Any other useful info would be appreciated!

Thanks
 
I tend to buy powder by the 8lb jug if I can to save money, but then again, I shoot a lot (over 11,000 rounds this year already).

I try to buy locally if I can. This avoids Hazmat fees and supports local businesses. (I tend not to go to Cabella's or the other large box stores.) I am lucky to have a local shop that stocks most of the stuff I need.

If you have to buy online, look for deals that wave the Hazmat fees. Natchez just had one, and I see them all the time from places like Midway USA and Brownells. Otherwise, do as you say and buy in bulk to spread the Hazmat fees out among a larger purchase.

I have been buying my bullets from Rocky Mountain Reloading nowadays (RMR). Great to deal with, FAST, FREE shipping (I get my bullets 2 days after ordering). If you register with them, they also send out discount codes all the time (5-10% off). I have been buying their in-house jacketed bullets lately at just a hair more than the plated bullets sell for at Xtreme or Berrys. I much prefer the jacketed over the plated.

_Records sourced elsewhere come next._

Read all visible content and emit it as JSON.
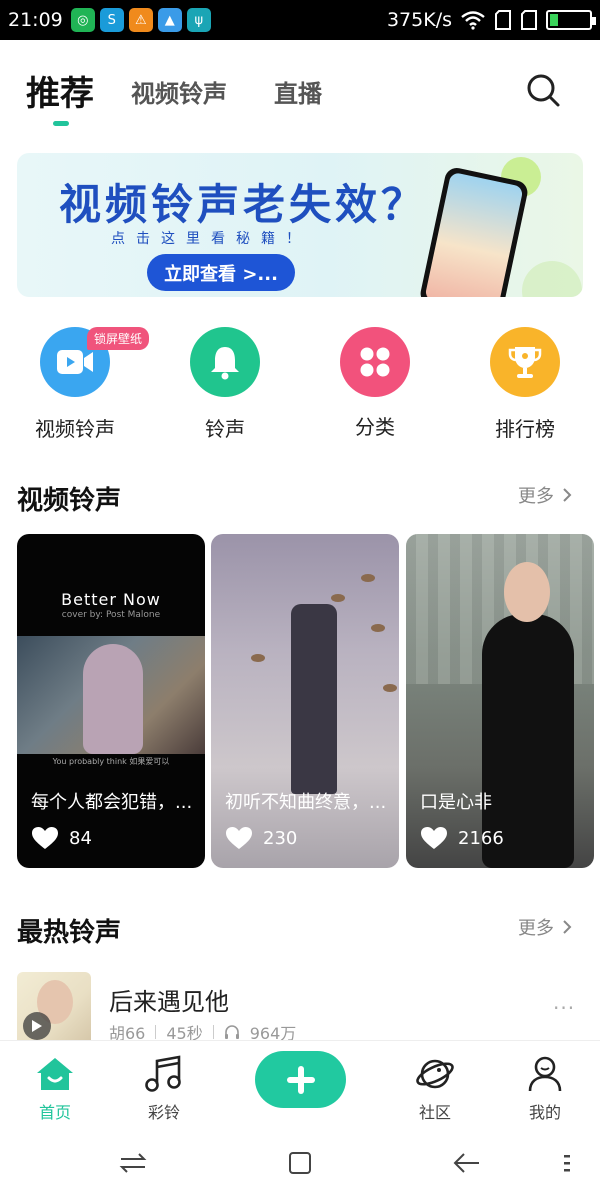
{
  "status_bar": {
    "time": "21:09",
    "net_speed": "375K/s",
    "battery_level": 0.2,
    "app_icons": [
      "wechat-icon",
      "app-icon",
      "warning-icon",
      "map-icon",
      "usb-icon"
    ]
  },
  "top_tabs": [
    {
      "label": "推荐",
      "active": true
    },
    {
      "label": "视频铃声",
      "active": false
    },
    {
      "label": "直播",
      "active": false
    }
  ],
  "banner": {
    "title": "视频铃声老失效？",
    "subtitle": "点击这里看秘籍！",
    "button": "立即查看 >..."
  },
  "quick_entries": [
    {
      "label": "视频铃声",
      "badge": "锁屏壁纸",
      "color": "#3aa6f0",
      "icon": "video-icon"
    },
    {
      "label": "铃声",
      "color": "#20c58e",
      "icon": "bell-icon"
    },
    {
      "label": "分类",
      "color": "#f2527c",
      "icon": "grid-icon"
    },
    {
      "label": "排行榜",
      "color": "#f9b42a",
      "icon": "trophy-icon"
    }
  ],
  "video_section": {
    "title": "视频铃声",
    "more": "更多",
    "cards": [
      {
        "title": "每个人都会犯错，...",
        "likes": "84",
        "overlay_title": "Better Now",
        "overlay_sub": "cover by: Post Malone",
        "caption": "You probably think\n如果爱可以"
      },
      {
        "title": "初听不知曲终意，...",
        "likes": "230"
      },
      {
        "title": "口是心非",
        "likes": "2166"
      }
    ]
  },
  "hot_section": {
    "title": "最热铃声",
    "more": "更多",
    "items": [
      {
        "name": "后来遇见他",
        "artist": "胡66",
        "duration": "45秒",
        "plays": "964万",
        "more": "···"
      }
    ]
  },
  "bottom_nav": [
    {
      "label": "首页",
      "active": true
    },
    {
      "label": "彩铃",
      "active": false
    },
    {
      "label": "社区",
      "active": false
    },
    {
      "label": "我的",
      "active": false
    }
  ],
  "colors": {
    "accent": "#21c49b",
    "banner_blue": "#1f4fbf"
  }
}
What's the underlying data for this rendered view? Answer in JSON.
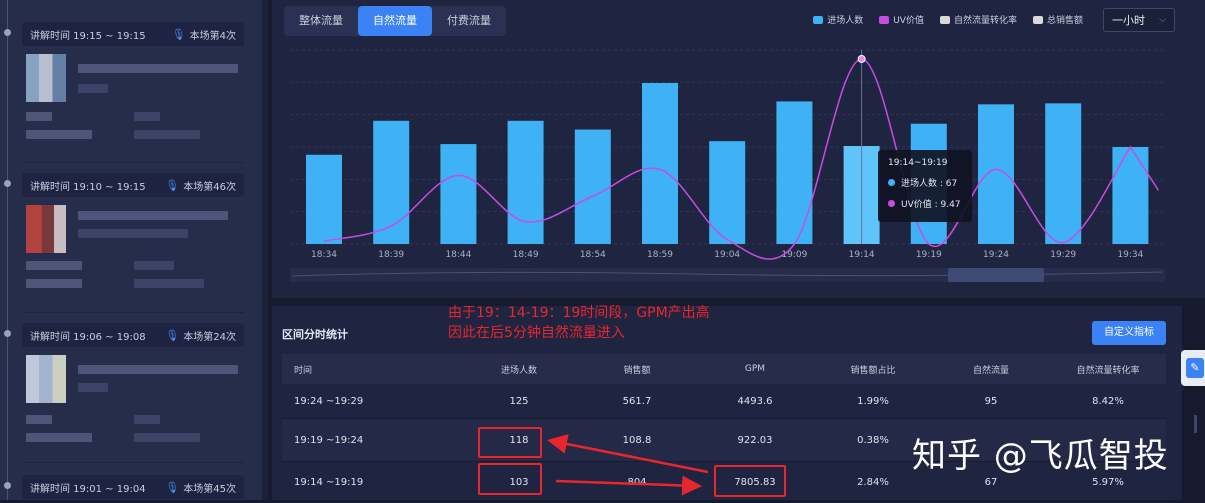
{
  "sidebar": {
    "segments": [
      {
        "time": "讲解时间 19:15 ~ 19:15",
        "count": "本场第4次"
      },
      {
        "time": "讲解时间 19:10 ~ 19:15",
        "count": "本场第46次"
      },
      {
        "time": "讲解时间 19:06 ~ 19:08",
        "count": "本场第24次"
      },
      {
        "time": "讲解时间 19:01 ~ 19:04",
        "count": "本场第45次"
      }
    ]
  },
  "chart_panel": {
    "tabs": [
      "整体流量",
      "自然流量",
      "付费流量"
    ],
    "active_tab": "自然流量",
    "legend": [
      {
        "label": "进场人数",
        "color": "#3fb1f5"
      },
      {
        "label": "UV价值",
        "color": "#c54ee0"
      },
      {
        "label": "自然流量转化率",
        "color": "#d9d9d9"
      },
      {
        "label": "总销售额",
        "color": "#d9d9d9"
      }
    ],
    "range_select": "一小时",
    "tooltip": {
      "title": "19:14~19:19",
      "row1": "进场人数 : 67",
      "row2": "UV价值 : 9.47"
    }
  },
  "chart_data": {
    "type": "bar",
    "categories": [
      "18:34",
      "18:39",
      "18:44",
      "18:49",
      "18:54",
      "18:59",
      "19:04",
      "19:09",
      "19:14",
      "19:19",
      "19:24",
      "19:29",
      "19:34"
    ],
    "series": [
      {
        "name": "进场人数",
        "type": "bar",
        "color": "#3fb1f5",
        "values": [
          92,
          127,
          103,
          127,
          118,
          166,
          106,
          147,
          101,
          124,
          144,
          145,
          100
        ]
      },
      {
        "name": "UV价值",
        "type": "line",
        "color": "#c54ee0",
        "values": [
          0.2,
          1.2,
          4.6,
          1.5,
          3.2,
          5.0,
          0.3,
          0.0,
          12.4,
          0.0,
          5.0,
          0.1,
          6.5
        ]
      }
    ],
    "ylim_bar": [
      0,
      200
    ],
    "ylim_line": [
      0,
      13
    ],
    "grid": true,
    "legend_position": "top-right"
  },
  "table_panel": {
    "title": "区间分时统计",
    "custom_button": "自定义指标",
    "columns": [
      "时间",
      "进场人数",
      "销售额",
      "GPM",
      "销售额占比",
      "自然流量",
      "自然流量转化率"
    ],
    "rows": [
      [
        "19:24 ~19:29",
        "125",
        "561.7",
        "4493.6",
        "1.99%",
        "95",
        "8.42%"
      ],
      [
        "19:19 ~19:24",
        "118",
        "108.8",
        "922.03",
        "0.38%",
        "",
        ""
      ],
      [
        "19:14 ~19:19",
        "103",
        "804",
        "7805.83",
        "2.84%",
        "67",
        "5.97%"
      ]
    ]
  },
  "annotation": {
    "line1": "由于19：14-19：19时间段，GPM产出高",
    "line2": "因此在后5分钟自然流量进入"
  },
  "watermark": "知乎 @飞瓜智投"
}
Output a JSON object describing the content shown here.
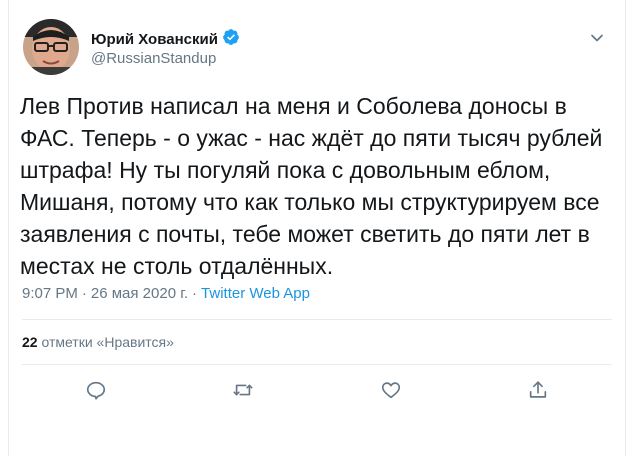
{
  "author": {
    "display_name": "Юрий Хованский",
    "handle": "@RussianStandup",
    "verified": true
  },
  "tweet": {
    "text": "Лев Против написал на меня и Соболева доносы в ФАС. Теперь - о ужас - нас ждёт до пяти тысяч рублей штрафа! Ну ты погуляй пока с довольным еблом, Мишаня, потому что как только мы структурируем все заявления с почты, тебе может светить до пяти лет в местах не столь отдалённых.",
    "time": "9:07 PM",
    "separator": "·",
    "date": "26 мая 2020 г.",
    "source": "Twitter Web App"
  },
  "stats": {
    "likes_count": "22",
    "likes_label": "отметки «Нравится»"
  },
  "icons": {
    "caret": "chevron-down-icon",
    "verified": "verified-badge-icon",
    "reply": "reply-icon",
    "retweet": "retweet-icon",
    "like": "heart-icon",
    "share": "share-icon"
  },
  "colors": {
    "accent": "#1b95e0",
    "verified": "#1da1f2",
    "muted": "#657786",
    "text": "#14171a",
    "border": "#e6ecf0"
  }
}
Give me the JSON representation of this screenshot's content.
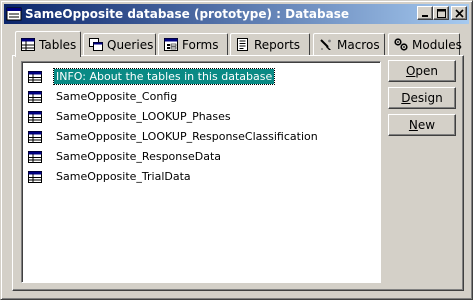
{
  "window": {
    "title": "SameOpposite database (prototype) : Database",
    "icon": "database-window-icon"
  },
  "titlebar_buttons": [
    {
      "name": "minimize-button",
      "icon": "minimize-icon"
    },
    {
      "name": "maximize-button",
      "icon": "maximize-icon"
    },
    {
      "name": "close-button",
      "icon": "close-icon"
    }
  ],
  "tabs": [
    {
      "label": "Tables",
      "icon": "table-icon",
      "active": true
    },
    {
      "label": "Queries",
      "icon": "query-icon",
      "active": false
    },
    {
      "label": "Forms",
      "icon": "form-icon",
      "active": false
    },
    {
      "label": "Reports",
      "icon": "report-icon",
      "active": false
    },
    {
      "label": "Macros",
      "icon": "macro-icon",
      "active": false
    },
    {
      "label": "Modules",
      "icon": "module-icon",
      "active": false
    }
  ],
  "tables": [
    {
      "label": "INFO: About the tables in this database",
      "selected": true
    },
    {
      "label": "SameOpposite_Config",
      "selected": false
    },
    {
      "label": "SameOpposite_LOOKUP_Phases",
      "selected": false
    },
    {
      "label": "SameOpposite_LOOKUP_ResponseClassification",
      "selected": false
    },
    {
      "label": "SameOpposite_ResponseData",
      "selected": false
    },
    {
      "label": "SameOpposite_TrialData",
      "selected": false
    }
  ],
  "buttons": {
    "open": {
      "label": "Open",
      "underline": "O",
      "rest": "pen"
    },
    "design": {
      "label": "Design",
      "underline": "D",
      "rest": "esign"
    },
    "new": {
      "label": "New",
      "underline": "N",
      "rest": "ew"
    }
  },
  "colors": {
    "selection": "#0a8a85",
    "titlebar_start": "#0a246a",
    "titlebar_end": "#a6caf0",
    "face": "#d4d0c8"
  }
}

I've been buying 8 lbs of Titegroup for around $135 + tax (but no shipping or Hazmat) locally.

I buy 5,000 CCI primers for about $125 + tax.

I buy 1,000 9mm bullets for between $60 and $80 with free shipping.
 
8# jugs. If buying online, then max out powder and primers for 1hazmat fee. Bullets best bought by the full case of thousands
 
I buy many items online but NEVER powder 'cause of the hazmat add-on... Big gun shows with a few competitive component dealers are where I buy most of my powder.
 
If you are new to reloading, hold off buying in bulk until you fin out what works best for you. While primers are fairly consistent, powder and projectiles can be very subjective, to both the reloader and the gun they are used in. Buying a thousand bullets that don't work well for you or you gun is not a value regardless of the price. Once you figure out what works well for you, then go for it. Just because someone online claims a specific powder or projectile is the best thing since sliced bread in their firearm, don't make it so for you. For the most part, as a new reloader, stick with those powders/projectiles that have been around for a while and proven over time. They will be the ones with the most info available, and tend to be the easiest to have success with.
 
- Better to buy 1lb or bigger containers of powder?
Yes. Depends on how much and for what you reload and how much money you're willing to tie up.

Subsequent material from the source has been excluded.